Auch hinsichtlich des Orts, wo er die Drohbriefe bekommen habe, machte der Beschwerdeführer unterschiedliche Angaben im gesamten Verfahren. Vor dem BFA behauptete er, dass er die Drohbriefe an seinem Arbeitsplatz bekommen habe (Seite 9 des Protokolls der Einvernahme). Vor dem Bundesverwaltungsgericht gab er an, dass er die Drohbriefe meistens nach Hause geschickt bekommen habe und diese Briefe manchmal auf seinem Tisch in der Arbeit bekommen habe (Seite 9 des Verhandlungsprotokolls). Damit machte er vor dem Bundesverwaltungsgericht andere Angaben als vor dem BFA. Als der Beschwerdeführer in der mündlichen Verhandlung vor dem Bundesverwaltungsgericht aber weiter dazu befragt wurde, machte er nun Angaben, die mit der zuvor aufgestellten Behauptung, dass er die Drohbriefe meistens nach Hause geschickt und manchmal in der Arbeit bekommen habe, nicht vereinbar sind. Er behauptete nämlich nun - nach Vorhalt eines Widerspruchs -, dass er den letzten Brief zu Hause bekommen habe und die anderen zuvor in seiner Arbeit (Seite 10 des Verhandlungsprotokolls). Damit wären die Drohbriefe aber meistens in die Arbeit gekommen und nur manchmal (genauer: ein Mal) zu Hause. Weiters machte der Beschwerdeführer hinsichtlich des Erhalts des letzten Drohbriefs alleine in der mündlichen Verhandlung widersprüchliche Angaben. Hierzu gab er zunächst an, dass er den Drohbrief Anfang 2015 auf seinem Arbeitsplatz erhalten habe (Seite 9 des Verhandlungsprotokolls). Kurz darauf erklärte er, den Drohbrief zu Hause bekommen zu haben. Dieser Widerspruch wurde ihm auch vorgehalten, woraufhin er dann die oben angeführte Aussage tätigte, dass er den letzten Brief zu Hause und alle anderen zuvor in der Arbeit bekommen habe. Dass der Beschwerdeführer nicht widerspruchsfrei angeben kann, wo er die Drohbriefe erhalten hat, lässt es nicht glaubhaft erscheinen, dass er tatsächlich Drohbriefe erhalten hat. Auch vor dem Hintergrund, dass der Beschwerdeführer erklärte, nur drei bis vier Mal bedroht worden zu sein, ist es nicht nachvollziehbar, dass er dann nicht ohne Widersprüche angeben kann, welche Briefe er in der Arbeit bekommen habe und welche ihm nach Hause geschickt worden seien. Es handelt sich um eine überschaubare Anzahl von Briefen, weshalb der Beschwerdeführer problemlos und widerspruchsfrei angeben können muss, wo er diese bekommen hat.

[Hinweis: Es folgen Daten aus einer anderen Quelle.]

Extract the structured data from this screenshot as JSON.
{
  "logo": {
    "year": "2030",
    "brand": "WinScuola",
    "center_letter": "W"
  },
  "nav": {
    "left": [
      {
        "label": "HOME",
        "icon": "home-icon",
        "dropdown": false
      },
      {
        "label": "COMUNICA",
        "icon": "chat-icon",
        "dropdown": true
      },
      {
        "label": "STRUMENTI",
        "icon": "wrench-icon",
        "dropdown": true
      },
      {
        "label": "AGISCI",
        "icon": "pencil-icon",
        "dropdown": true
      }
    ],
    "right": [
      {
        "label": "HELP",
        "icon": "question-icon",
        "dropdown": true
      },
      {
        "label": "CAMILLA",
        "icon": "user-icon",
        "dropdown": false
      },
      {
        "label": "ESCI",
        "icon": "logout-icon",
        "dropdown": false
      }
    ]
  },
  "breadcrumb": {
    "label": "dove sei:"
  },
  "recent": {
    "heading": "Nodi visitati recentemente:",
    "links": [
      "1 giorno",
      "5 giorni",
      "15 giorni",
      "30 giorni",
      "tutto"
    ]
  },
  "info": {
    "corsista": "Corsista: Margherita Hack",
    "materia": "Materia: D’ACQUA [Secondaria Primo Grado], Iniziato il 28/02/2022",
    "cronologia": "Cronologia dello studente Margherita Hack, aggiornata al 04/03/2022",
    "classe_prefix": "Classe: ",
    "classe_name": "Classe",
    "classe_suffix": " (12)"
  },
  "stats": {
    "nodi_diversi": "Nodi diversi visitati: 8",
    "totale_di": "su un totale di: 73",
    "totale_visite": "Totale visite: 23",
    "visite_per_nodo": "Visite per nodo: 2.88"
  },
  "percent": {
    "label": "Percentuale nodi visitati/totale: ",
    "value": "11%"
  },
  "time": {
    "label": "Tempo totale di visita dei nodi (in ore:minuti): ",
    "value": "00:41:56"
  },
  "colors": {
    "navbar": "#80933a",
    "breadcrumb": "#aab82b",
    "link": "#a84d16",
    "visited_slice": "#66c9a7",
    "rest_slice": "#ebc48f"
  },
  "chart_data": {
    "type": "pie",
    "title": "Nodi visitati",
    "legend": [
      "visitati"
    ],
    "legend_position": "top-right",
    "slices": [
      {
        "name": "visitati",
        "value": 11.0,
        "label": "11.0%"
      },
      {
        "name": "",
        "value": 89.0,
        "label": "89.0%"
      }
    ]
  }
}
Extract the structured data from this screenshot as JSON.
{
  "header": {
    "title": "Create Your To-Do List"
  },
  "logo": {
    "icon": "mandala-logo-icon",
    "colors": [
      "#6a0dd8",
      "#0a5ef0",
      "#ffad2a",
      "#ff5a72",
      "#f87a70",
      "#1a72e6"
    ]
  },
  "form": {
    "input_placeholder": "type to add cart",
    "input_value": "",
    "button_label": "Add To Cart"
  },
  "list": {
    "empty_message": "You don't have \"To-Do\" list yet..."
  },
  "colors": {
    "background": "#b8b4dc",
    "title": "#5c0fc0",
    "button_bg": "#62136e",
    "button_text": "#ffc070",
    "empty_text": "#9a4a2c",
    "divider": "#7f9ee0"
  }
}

Der Beschwerdeführer erklärte vor dem BFA und dem Bundesverwaltungsgericht, dass ihm der Minister wegen der Drohbriefe Schutz gewährt habe. Der Beschwerdeführer machte jedoch hinsichtlich des Zeitpunkts, wann ihm dies gewährt worden sei und in welcher Form er Schutz erhalten habe, unterschiedliche Angabe, so dass auch aus diesem Grund eine Glaubhaftmachung nicht gelungen ist. Vor dem BFA gab der Beschwerdeführer nämlich an, dass ihm der Minister einen Leibwächter zur Verfügung gestellt habe (Seite 9 des Protokolls der Einvernahme), während er vor dem Bundesverwaltungsgericht angab, neben diesem Leibwächter auch einen Fahrer bekommen zu haben (Seiten 8 und 10 des Verhandlungsprotokolls). Zum Zeitpunkt erklärte er vor dem BFA, dass ihm der Leibwächter zur Verfügung gestellt worden sei und er weiterhin Drohanrufe und Briefe erhalten habe (Seite 9 des Protokolls der Einvernahme). In der mündlichen Verhandlung erklärte er zunächst, erst nach Erhalt des letzten Drohbriefs Anfang 2015 einen Fahrer und ein Schutzpersonal bekommen zu haben. Kurz darauf behauptete er jedoch, bereits vor Erhalt des Drohbriefs ein Schutzpersonal und einen Fahrer bekommen zu haben (Seiten 9 und 10 des Verhandlungsprotokolls).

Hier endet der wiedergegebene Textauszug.